This is the second part of our Allotment Diary. If you haven’t read part 1, read it here!
April
Easter was a busy time for re-potting, planting in the polytunnel, growing more module trays (Dill, Vervain, Sunflower, Hemp, Cardoon, Parlsey, Mullein, Sage) and hardening off. Some of the first module trays were now strong enough to fend for themselves in the polytunnel. No slugs or snail attacks as yet although a mouse ate all my newly planted out peas on the 8th April..
On the 10th we planted out the potatoes in trenches, sowed parsnips inter-cropped with radishes and planted out the different Mints we had received into large pots. Leanne also had a mouse attack (RIP Peas) and the horseradish we’d planted out in the wild came a cropper.
A visit by another Cordingley family member for a few days around the 17th April meant we could get some more beds dug and the weather was unseasonally warm (although April is now known as the Welsh summer). We dug a perennial bed which would soon be home to asparagus, jerusalem artichokes and sorrel.
The 19th was a special day as we harvested our first salad of the year – 42g of lettuce, mizuna and turnip greens and a solitary leaf of mustard. Very tasty it was too!
As an experiment we built an outdoor salad bed about 1.5m square to Charles Dowding’s specifications. We didn’t want any nasty weeds in the bed so we dug all the soil out, put slate around and then added horse muck, riddled soil, rock dust, grass clippings, compost/soil mix and then a bag of compost in that order.
By now everything was getting a little stressful as we were counting down to our wedding as well as gardening. During that days before we left we germinated loads more seeds, transplanted spinach, moved lettuce and beetroot to the outside bed as well as planting radishes and lettuces outside. Then on April 28th we set off for the Peak district for our wedding. Leaving the plants to fend for themselves (with some grateful help from others in the community).
May
We arrived back on the 4th April for a brief visit before leaving again on our honeymoon. We were amazed how everything had grown; the salad outside was great, no nibbles. We picked loads from the polytunnel for dinner: rocket, mizuna, turnip greens, dill, coriander, spinach and radishes. Lovely! We did a little weeding, repotted tomatoes and chillies and disappeared again for 10 days.
Despite some hard frosts in our absence, the fleece came to the rescue and saved the potatoes. The outdoor salad was untouched by slugs and growing really well. Everything in the polytunnel was growing almost too well, some things going to seed. There is more salad to eat than we know what to do with!
Our Scarecrow also found her home outside too.
But the gardening continues. Leeks were planted out (some bought in/the home grown were a bit of a failure), more module trays of spinaches, lettuce, chard, mange tout, basils, coriander, parsley.

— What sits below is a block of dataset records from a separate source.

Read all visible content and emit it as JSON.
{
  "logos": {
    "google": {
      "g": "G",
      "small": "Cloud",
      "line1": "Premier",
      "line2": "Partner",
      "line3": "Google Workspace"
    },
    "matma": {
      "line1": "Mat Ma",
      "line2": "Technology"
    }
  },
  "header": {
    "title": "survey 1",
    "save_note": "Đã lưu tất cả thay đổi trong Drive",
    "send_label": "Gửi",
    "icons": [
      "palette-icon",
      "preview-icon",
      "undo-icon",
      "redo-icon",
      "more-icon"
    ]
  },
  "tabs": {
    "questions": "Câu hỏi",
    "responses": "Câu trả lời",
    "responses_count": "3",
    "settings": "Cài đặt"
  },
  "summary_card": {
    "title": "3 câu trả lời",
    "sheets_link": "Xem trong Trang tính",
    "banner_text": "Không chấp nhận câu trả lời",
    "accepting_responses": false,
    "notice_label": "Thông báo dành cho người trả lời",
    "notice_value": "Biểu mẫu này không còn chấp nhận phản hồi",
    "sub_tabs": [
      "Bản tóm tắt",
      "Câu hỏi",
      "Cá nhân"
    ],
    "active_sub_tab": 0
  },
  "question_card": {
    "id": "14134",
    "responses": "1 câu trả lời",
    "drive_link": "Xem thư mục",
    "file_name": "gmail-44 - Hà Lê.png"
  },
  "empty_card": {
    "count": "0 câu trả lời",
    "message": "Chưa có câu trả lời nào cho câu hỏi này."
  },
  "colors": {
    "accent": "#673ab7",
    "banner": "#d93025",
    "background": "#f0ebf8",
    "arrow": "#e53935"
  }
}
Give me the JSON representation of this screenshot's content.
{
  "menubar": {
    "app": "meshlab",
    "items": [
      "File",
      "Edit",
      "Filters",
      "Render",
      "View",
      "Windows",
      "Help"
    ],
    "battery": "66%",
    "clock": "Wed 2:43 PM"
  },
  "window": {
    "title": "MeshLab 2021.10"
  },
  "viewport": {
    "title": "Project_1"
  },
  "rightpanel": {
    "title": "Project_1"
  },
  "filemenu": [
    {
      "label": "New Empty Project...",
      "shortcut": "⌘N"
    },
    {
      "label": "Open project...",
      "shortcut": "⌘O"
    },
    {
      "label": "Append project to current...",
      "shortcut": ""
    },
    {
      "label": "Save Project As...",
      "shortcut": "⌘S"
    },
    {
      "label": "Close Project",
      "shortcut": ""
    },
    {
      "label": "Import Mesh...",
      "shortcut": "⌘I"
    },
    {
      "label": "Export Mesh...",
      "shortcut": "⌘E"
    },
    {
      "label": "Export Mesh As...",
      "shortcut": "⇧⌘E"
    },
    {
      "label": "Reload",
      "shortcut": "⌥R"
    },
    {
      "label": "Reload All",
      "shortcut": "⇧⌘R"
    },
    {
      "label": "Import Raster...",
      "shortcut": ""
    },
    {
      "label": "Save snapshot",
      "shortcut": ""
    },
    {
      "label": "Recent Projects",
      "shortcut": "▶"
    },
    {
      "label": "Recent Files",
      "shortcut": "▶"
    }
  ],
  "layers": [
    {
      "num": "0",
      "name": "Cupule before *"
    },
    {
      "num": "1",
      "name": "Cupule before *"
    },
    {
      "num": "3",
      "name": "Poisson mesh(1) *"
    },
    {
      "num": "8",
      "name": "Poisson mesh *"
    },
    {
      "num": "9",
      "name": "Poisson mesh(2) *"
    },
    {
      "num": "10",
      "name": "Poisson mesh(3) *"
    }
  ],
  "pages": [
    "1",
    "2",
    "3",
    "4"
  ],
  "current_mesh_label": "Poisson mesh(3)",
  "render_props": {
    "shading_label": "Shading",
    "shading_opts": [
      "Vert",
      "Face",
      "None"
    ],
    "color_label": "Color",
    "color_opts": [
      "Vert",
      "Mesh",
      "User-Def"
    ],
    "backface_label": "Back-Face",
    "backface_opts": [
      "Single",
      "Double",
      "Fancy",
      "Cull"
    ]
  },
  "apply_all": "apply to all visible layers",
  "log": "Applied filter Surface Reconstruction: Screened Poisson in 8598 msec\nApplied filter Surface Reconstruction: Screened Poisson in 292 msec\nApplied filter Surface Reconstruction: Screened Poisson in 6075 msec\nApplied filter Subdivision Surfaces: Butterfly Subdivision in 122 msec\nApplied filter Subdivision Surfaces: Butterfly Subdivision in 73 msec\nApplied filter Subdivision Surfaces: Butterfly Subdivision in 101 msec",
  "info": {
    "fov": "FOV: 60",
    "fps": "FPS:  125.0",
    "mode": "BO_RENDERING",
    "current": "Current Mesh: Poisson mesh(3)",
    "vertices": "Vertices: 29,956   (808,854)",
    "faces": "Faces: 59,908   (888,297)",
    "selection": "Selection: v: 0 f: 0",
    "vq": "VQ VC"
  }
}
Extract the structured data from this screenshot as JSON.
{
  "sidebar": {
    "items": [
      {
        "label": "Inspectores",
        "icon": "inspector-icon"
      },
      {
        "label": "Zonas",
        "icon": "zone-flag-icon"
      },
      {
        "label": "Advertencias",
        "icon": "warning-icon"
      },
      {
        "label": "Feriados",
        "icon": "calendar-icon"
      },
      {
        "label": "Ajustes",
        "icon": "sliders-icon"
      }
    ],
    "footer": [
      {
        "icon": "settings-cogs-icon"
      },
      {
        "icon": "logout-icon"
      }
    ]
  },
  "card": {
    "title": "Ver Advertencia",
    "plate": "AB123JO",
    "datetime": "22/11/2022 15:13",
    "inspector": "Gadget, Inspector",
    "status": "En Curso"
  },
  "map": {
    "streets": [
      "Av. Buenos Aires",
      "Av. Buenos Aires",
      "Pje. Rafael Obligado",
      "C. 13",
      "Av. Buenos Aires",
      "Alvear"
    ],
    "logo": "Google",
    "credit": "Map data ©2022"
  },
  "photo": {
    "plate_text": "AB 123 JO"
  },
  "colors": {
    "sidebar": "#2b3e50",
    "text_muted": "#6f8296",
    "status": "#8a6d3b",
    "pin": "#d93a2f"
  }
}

The potentially last frost took place on the 27th, we planted cardoons outisde with cloches to stop the rabbits eating them. Leanne harvested nearly 100 outdoor radishes and made a Kim chi out of them, I made a radish top soup which was very green and very tasty. The parsnips have popped through. We still have too much salad to eat… The compost was restacked with hot grass clippings and seems to be working, I dug the final bed which will also be a Charles Dowding-esque bed with slates and no weeds…
We left for the Dark Mountain with a carrier bag full of salad (having given 3 carrier bags to other people!) – we might turn into a mizuna plant in our next life…
June
June 3rd – I write this on a sunny June morning. Outside the onions and leeks are slowly growing, the new potato plants are looking vibrant. The carrot, parsnip and beetroot seedlings push tentatively towards the blue sky above. A mole has tunnelled under the jet black compost of the outdoor salad bed, disturbing the roots below but hopefully not destroying the lettuces, spinach, chard, beetroot, radishes and rocket that will be filling our salads and sandwiches in the warmer weeks ahead.
The perennial bed has rhubarb growing and asparagus stalks which look like fragile miniature Christmas trees. Neither can be harvested this year, we wait for the years to come to be able to enjoy their bounty. The newly planted sunflowers, courgettes, peas, beans and sprouts are starting to grow whilst the scarecrow tries to fend off the onslaught from birds, mice, rabbits, moles and chickens…
It’s been a very good start to our first growing year.